Radcliffe is now 18 and, by the final film, will have spent half of his life in the role of the scarred orphan who finds friendship and danger within the stone corridors of Hogwarts School of Witchcraft and Wizardry. Each film (following the construct of the novels) has been framed by a school year. Producer David Heyman, a key figure in the films from Day One, was reluctant to depart from that and make the last book into two movies.

"Unlike every other book, you cannot remove elements of this book," Heyman said. "You can remove scenes of Ron playing Quidditch from the fifth book, and you can remove Hermione and S.P.E.W. [Society for the Promotion of Elfish Welfare] and those subplots . . . but with the seventh, that can't be done."

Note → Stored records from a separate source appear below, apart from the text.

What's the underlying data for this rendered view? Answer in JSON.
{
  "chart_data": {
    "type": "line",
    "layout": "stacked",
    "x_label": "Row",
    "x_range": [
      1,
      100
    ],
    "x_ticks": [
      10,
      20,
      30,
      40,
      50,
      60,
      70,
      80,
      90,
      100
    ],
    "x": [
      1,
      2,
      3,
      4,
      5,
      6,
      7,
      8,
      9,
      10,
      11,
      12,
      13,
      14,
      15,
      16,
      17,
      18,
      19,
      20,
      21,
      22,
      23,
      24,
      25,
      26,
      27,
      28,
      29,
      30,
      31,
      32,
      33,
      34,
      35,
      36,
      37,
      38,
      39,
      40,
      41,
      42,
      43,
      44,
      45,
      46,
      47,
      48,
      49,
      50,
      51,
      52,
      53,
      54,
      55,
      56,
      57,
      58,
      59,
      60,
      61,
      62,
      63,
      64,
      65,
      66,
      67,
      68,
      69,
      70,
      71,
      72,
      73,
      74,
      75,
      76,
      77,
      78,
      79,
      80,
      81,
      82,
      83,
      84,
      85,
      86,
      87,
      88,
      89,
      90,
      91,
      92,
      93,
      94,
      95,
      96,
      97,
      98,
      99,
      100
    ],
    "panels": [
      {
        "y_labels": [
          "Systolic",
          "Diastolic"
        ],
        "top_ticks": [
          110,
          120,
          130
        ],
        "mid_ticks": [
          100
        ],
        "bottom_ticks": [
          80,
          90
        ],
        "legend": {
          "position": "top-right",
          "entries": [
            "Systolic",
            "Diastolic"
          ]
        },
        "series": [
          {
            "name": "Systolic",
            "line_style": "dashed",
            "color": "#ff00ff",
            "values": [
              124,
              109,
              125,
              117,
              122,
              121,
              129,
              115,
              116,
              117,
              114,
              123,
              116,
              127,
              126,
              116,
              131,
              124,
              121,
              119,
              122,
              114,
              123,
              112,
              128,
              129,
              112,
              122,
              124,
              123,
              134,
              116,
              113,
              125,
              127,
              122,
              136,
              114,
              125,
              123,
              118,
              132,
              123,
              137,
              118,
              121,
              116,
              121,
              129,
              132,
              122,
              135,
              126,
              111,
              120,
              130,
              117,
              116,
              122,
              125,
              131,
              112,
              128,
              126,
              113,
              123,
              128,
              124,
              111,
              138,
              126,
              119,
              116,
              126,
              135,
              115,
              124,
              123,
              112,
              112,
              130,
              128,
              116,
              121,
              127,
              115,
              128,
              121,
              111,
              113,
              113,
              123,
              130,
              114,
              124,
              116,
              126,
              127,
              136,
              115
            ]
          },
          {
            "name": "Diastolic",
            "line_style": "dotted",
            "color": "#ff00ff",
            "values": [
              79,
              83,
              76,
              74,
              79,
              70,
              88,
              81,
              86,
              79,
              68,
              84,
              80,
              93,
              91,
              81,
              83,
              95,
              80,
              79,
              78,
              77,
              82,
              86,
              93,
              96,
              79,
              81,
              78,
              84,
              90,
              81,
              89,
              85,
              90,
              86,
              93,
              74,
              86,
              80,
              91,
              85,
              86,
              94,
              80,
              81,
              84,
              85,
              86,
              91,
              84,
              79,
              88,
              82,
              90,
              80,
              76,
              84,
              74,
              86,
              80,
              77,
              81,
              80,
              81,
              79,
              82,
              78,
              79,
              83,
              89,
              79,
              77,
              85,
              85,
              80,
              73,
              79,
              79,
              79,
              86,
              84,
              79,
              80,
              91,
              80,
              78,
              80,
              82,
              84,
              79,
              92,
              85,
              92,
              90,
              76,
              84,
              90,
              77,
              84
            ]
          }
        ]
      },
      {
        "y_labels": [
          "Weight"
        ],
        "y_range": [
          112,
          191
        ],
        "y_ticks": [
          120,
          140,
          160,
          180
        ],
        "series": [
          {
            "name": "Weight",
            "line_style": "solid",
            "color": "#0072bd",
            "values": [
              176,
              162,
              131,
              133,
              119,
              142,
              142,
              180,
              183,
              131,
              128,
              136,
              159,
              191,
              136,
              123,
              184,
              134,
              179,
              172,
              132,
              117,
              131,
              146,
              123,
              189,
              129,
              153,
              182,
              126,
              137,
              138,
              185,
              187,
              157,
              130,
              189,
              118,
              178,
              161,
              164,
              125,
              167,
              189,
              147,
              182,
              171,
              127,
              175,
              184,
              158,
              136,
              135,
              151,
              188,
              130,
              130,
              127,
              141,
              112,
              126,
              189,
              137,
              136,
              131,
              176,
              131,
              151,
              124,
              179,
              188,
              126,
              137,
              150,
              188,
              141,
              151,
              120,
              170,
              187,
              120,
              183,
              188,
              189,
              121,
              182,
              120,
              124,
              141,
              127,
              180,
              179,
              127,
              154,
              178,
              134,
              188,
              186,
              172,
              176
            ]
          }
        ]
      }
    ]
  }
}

Rowling, who signed off on the idea of a two-part finale, has been a more frequent visitor to the sixth movie's set than with previous installments. One big reason is that she is no longer busy trying to finish the "next" "Potter" book; she walked away from her signature character in July, when the climactic "Deathly Hallows" hit stores and sold a record 11 million copies in its first 24 hours on shelves.

Alan Horn, president and chief operating officer of Warner Bros. Entertainment, will be in Las Vegas today to talk up the "Potter" plans at ShoWest, a key annual conference of movie exhibitors. Horn said Wednesday that "it would have been a disservice" to downsize "Deathly Hallows" into one film.

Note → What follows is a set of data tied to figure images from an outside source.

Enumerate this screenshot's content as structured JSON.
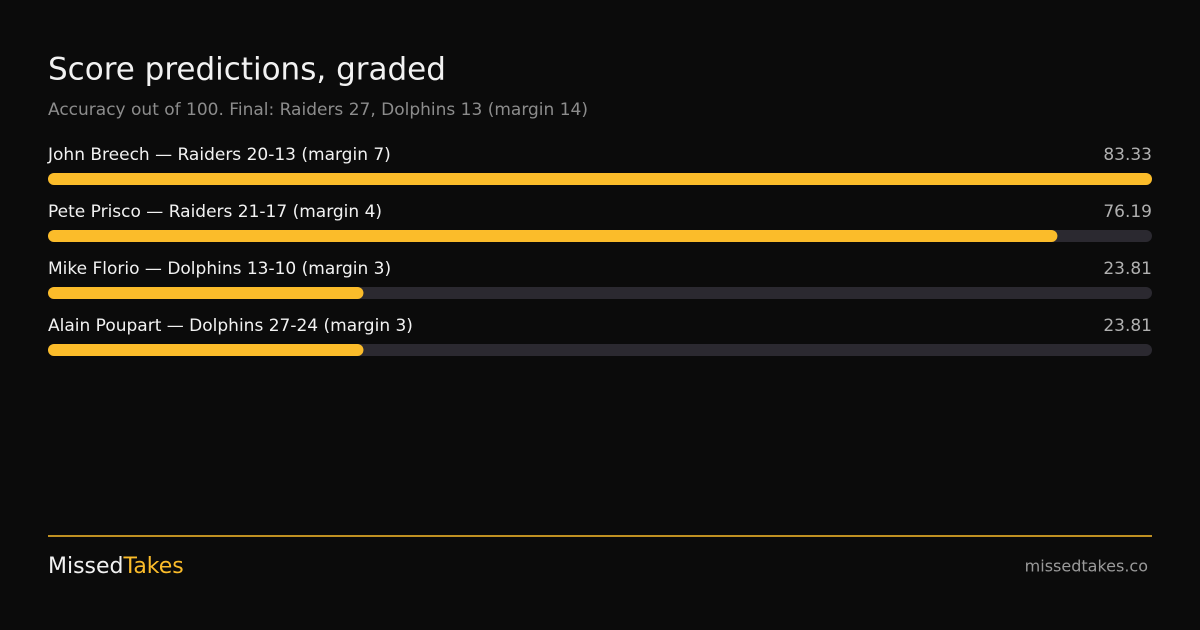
{
  "chart_data": {
    "type": "bar",
    "title": "Score predictions, graded",
    "subtitle": "Accuracy out of 100. Final: Raiders 27, Dolphins 13 (margin 14)",
    "categories": [
      "John Breech — Raiders 20-13 (margin 7)",
      "Pete Prisco — Raiders 21-17 (margin 4)",
      "Mike Florio — Dolphins 13-10 (margin 3)",
      "Alain Poupart — Dolphins 27-24 (margin 3)"
    ],
    "values": [
      83.33,
      76.19,
      23.81,
      23.81
    ],
    "color": "#fbbc2a",
    "track_color": "#2b2930"
  },
  "footer": {
    "brand_first": "Missed",
    "brand_second": "Takes",
    "url": "missedtakes.co"
  }
}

"This way, we have an extra hour and a half, at least, to celebrate what this franchise has been and do justice to all the words and ideas that Jo has put in the amazing story," Horn said. "This is the end of the story too. We want to celebrate it. We want to give a full meal."

David Yates, director of the fifth and sixth films, will return and make the final two films concurrently. Screenwriter Steve Kloves also returns, and, by the completion of the franchise, he will have written seven of the eight films.

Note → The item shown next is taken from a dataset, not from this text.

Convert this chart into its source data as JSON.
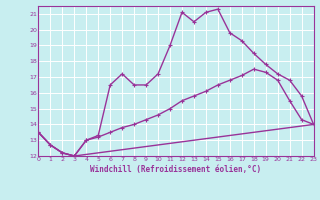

They will be adapting a seventh book with 759 pages packed with action and twists and turns in the race toward the final conflict between Potter and the dark lord who murdered his parents, the serpentine Lord Voldemort. Reviewing last summer for The Times, Mary McNamara wrote: "What Rowling has achieved in this book and the series can be described only as astonishing. Just as her characters have matured, the language and tone of the books have grown in sophistication and lyricism. But she has never lost the sense of wonder that has propelled her into literary legend."

After the dust settles, the book ends with an epilogue that finds the main characters -- Harry, Hermione Granger and Ron Weasley -- grown up, married and 19 years removed from Hogwarts. Horn said that particular denouement has the filmmakers fretting about how to keep the young familiar stars on the screen just before it goes dark.

"That," Horn said, "is something we will need to deal with. People have watched these kids grow up, and it's been very special to do so. That's important to us."

Heyman said splitting "Deathly Hallows" is the right narrative formula, but the next problem is figuring out the division. As he put it: "The question will be, where do you break it? And how do you make them one but two separate and distinct stories? Do you break it with a moment of suspense or one of resolution?"

Horn said that screenwriter Kloves has already latched on to an approach that might work. Rowling could not be reached for comment, but the most recent entry on her website journal declared that "Hallows" stands as her favorite among the novels -- and that saying goodbye to Harry is never easy.

"It was the ending I had planned for 17 years, and there was more satisfaction than you can probably imagine in finally sharing it with my readers," Rowling wrote. "As for mourning Harry -- and I doubt I will be believed when I say this -- nobody can have felt the end as deeply as I did."